Rather than using these bacteria, we plan to provide the bacteria you lack based on the sequencing data. Again, causality is still under arguing, however, I believe adding back bacteria you don’t have would be more rational than taking bacteria that cannot inhabit in your gut.

Less than 1 gram of stool is enough for sequencing. It will take a week to complete sequencing and analysis. Frequency of sampling is dependent on how often people want to quantify themselves. Ideally, sequence once, we compose personalized probiotics based on that result, you may try this for 1-3 months, and then sequence again to make sure that probiotics really works.

It will cost $80-120 to read gut microbiome by next generation sequencer. In case of reading 10-15 of marker bacteria for each disease, it will be $20-40.

Initially US only.
We can expand our business because stool sample is stable inside denaturing buffer. As long as Fedex can reach, we will send a kit and receive sample. But providing probiotics would be very difficult due to the regulation.

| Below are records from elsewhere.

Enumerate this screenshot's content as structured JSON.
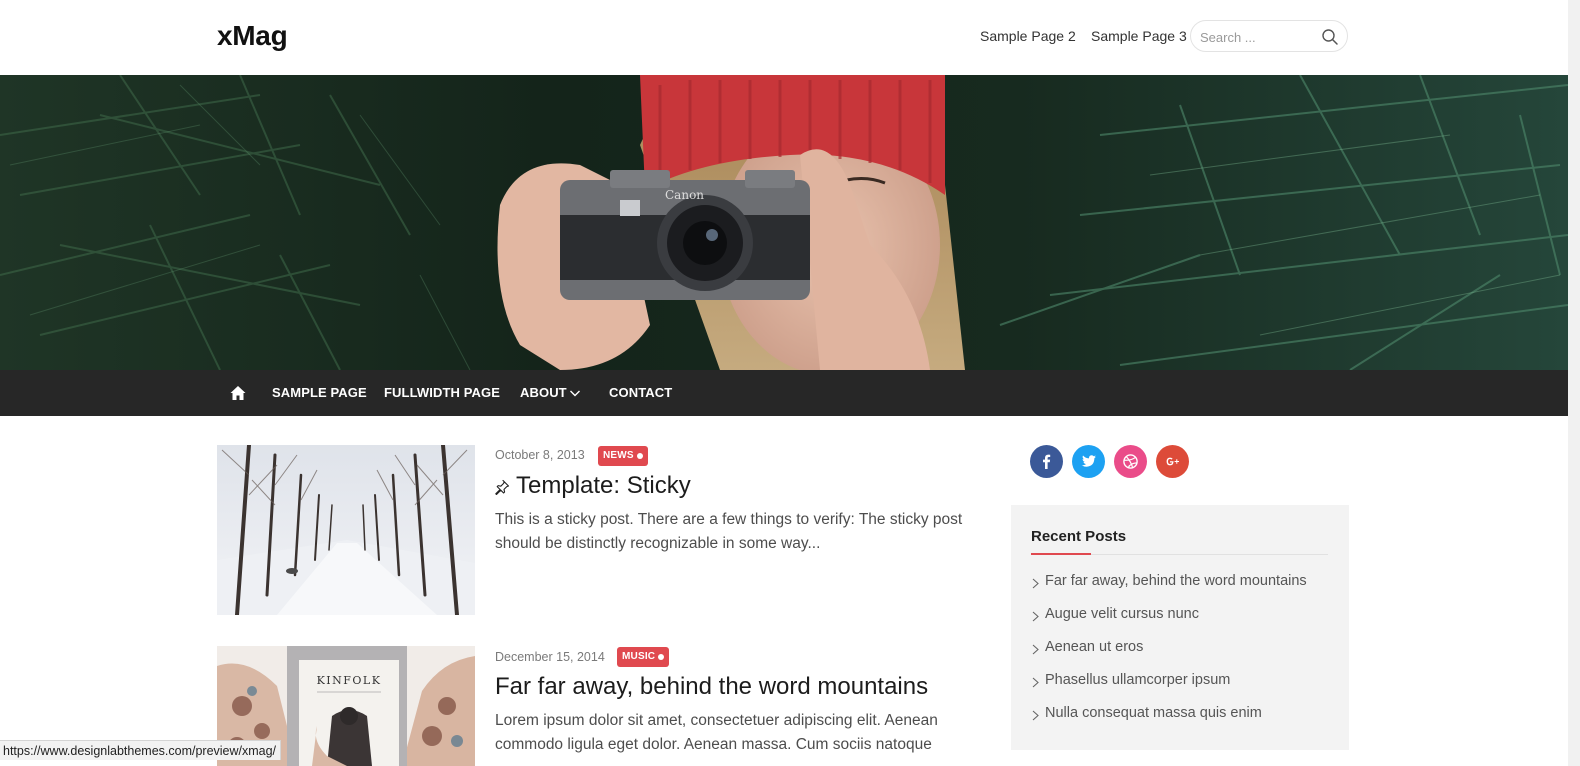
{
  "header": {
    "site_title": "xMag",
    "top_links": [
      "Sample Page 2",
      "Sample Page 3"
    ],
    "search_placeholder": "Search ..."
  },
  "nav": {
    "home_icon": "home-icon",
    "items": [
      "SAMPLE PAGE",
      "FULLWIDTH PAGE",
      "ABOUT",
      "CONTACT"
    ]
  },
  "posts": [
    {
      "date": "October 8, 2013",
      "category": "NEWS",
      "title": "Template: Sticky",
      "sticky": true,
      "excerpt": "This is a sticky post. There are a few things to verify: The sticky post should be distinctly recognizable in some way..."
    },
    {
      "date": "December 15, 2014",
      "category": "MUSIC",
      "title": "Far far away, behind the word mountains",
      "excerpt": "Lorem ipsum dolor sit amet, consectetuer adipiscing elit. Aenean commodo ligula eget dolor. Aenean massa. Cum sociis natoque",
      "thumb_text": "KINFOLK"
    }
  ],
  "sidebar": {
    "social": [
      "facebook-icon",
      "twitter-icon",
      "dribbble-icon",
      "google-plus-icon"
    ],
    "recent_posts": {
      "title": "Recent Posts",
      "items": [
        "Far far away, behind the word mountains",
        "Augue velit cursus nunc",
        "Aenean ut eros",
        "Phasellus ullamcorper ipsum",
        "Nulla consequat massa quis enim"
      ]
    }
  },
  "status_bar": {
    "url": "https://www.designlabthemes.com/preview/xmag/"
  },
  "colors": {
    "accent": "#e0494f",
    "nav_bg": "#272727",
    "facebook": "#3b5998",
    "twitter": "#1da1f2",
    "dribbble": "#ea4c89",
    "google_plus": "#dd4b39"
  }
}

Even inside US, we need to register new bacteria for probiotics to FDA before composing probiotics.

Hope these help you.
LEt me know if you have further questions.

Best,
Yosuke

Thank you for your quick reply, that clarifies a lot.

Especially about the multiple samples; I misread your original post as meaning ‘sequencing has to be done multiple times before it can be completed’, but you meant it more as ‘follow-up’ - that makes a lot of sense.

Regarding the autism correlation, that is very interesting; it is known autism is correlated with gut symptoms in general, and specifically with both Irritable Bowel Disease and Celiac Disease. The correlation with the gut flora on top of that, makes this link even stronger. But I guess not a lot is known yet about what is the cause and what is the effect here (is that right?)…

I have to say the price for the sequencing is much more affordable than I would have thought! I wonder how many people in the general public would be interested to do this; but since the price would be affordable for the general public I guess many people would consider this.

I would be interested to do this; since I am not in the US your lab wouldn’t be an option (it’s good you clarified that, BTW - this forum is read internationally), but I wonder if there are labs in Europe doing this?